On the other side is an anarchist group led by two young revolutionary wannabes, Justice (James Kautz) and Charity (Selene Beretta), who wear brightly colored matching outfits and run meetings out of a radical bookstore that could have been airlifted out of San Francisco in the 1960s. Their protests start peaceful -- often involving a lot of interpretive dance -- but grow more militant as they're met with resistance (and pepper spray).An undercover officer, Chuck (David Nash), poses as a playwright, Venus, to infiltrate the protest group. In an early scene, bookstore clerk and aspiring revolutionary Faye (Anna Stromberg) berates him for writing "a pathetic play about anarchists" entitled The Sad Singers on Stanton Street (a reference to Ahonen's own The Pied Pipers of the Lower East Side). On yet another side, Chuck's brother, detective Rick Lang (relegated to a sleepy post in Long Island after a questionable shooting), begins to dig into a string of sudden deaths that reek of foul play.
By the end, all of these storylines are tied back to Zorn with varying levels of satisfaction and maximum carnage in a larger-than-life story that offers some thrills but plenty of eye rolling as well. The play is set in the present but the neo-noir language and scenic and costume design -- which evokes the 1940s and 1960s respectively -- causes a tonal confusion.

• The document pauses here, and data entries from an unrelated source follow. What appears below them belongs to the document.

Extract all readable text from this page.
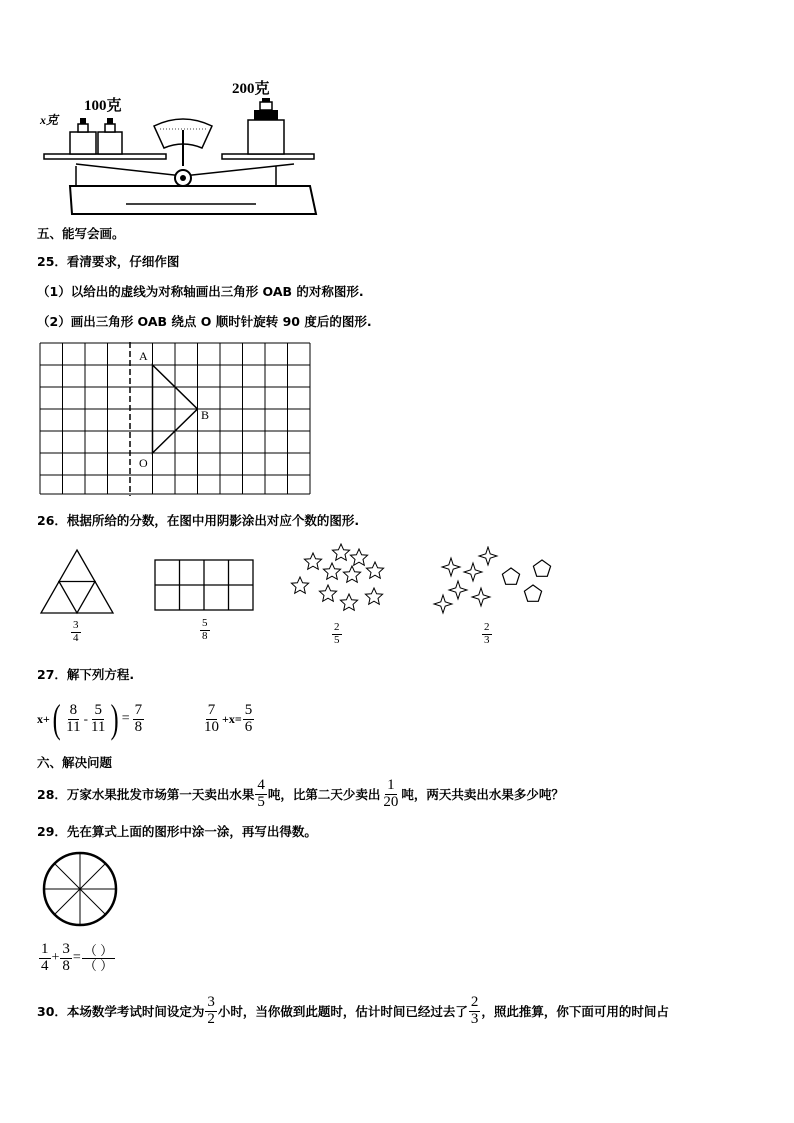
x克
100克
200克
五、能写会画。
25．看清要求，仔细作图
（1）以给出的虚线为对称轴画出三角形 OAB 的对称图形.
（2）画出三角形 OAB 绕点 O 顺时针旋转 90 度后的图形.
A
B
O
26．根据所给的分数，在图中用阴影涂出对应个数的图形.
$\frac{3}{4}$	$\frac{5}{8}$	$\frac{2}{5}$	$\frac{2}{3}$
27．解下列方程.
x+ ( $\frac{8}{11} - \frac{5}{11}$ ) = $\frac{7}{8}$	$\frac{7}{10} +x= \frac{5}{6}$
六、解决问题
28．万家水果批发市场第一天卖出水果 $\frac{4}{5}$ 吨，比第二天少卖出 $\frac{1}{20}$ 吨，两天共卖出水果多少吨？
29．先在算式上面的图形中涂一涂，再写出得数。
$\frac{1}{4} + \frac{3}{8} = \frac{( )}{( )}$
30．本场数学考试时间设定为 $\frac{3}{2}$ 小时，当你做到此题时，估计时间已经过去了 $\frac{2}{3}$ ，照此推算，你下面可用的时间占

At its best, Ahonen's dialogue exudes an urgent roughness, which leads to some inspired comedic moments. Moreover, there is a momentum that gathers when the space between what's felt and said closes, and director Daniel Aukin mines this for all it's worth -- especially in the last half hour. But ultimately, the lack of subtext in the show creates a void its charms simply can't quite fill.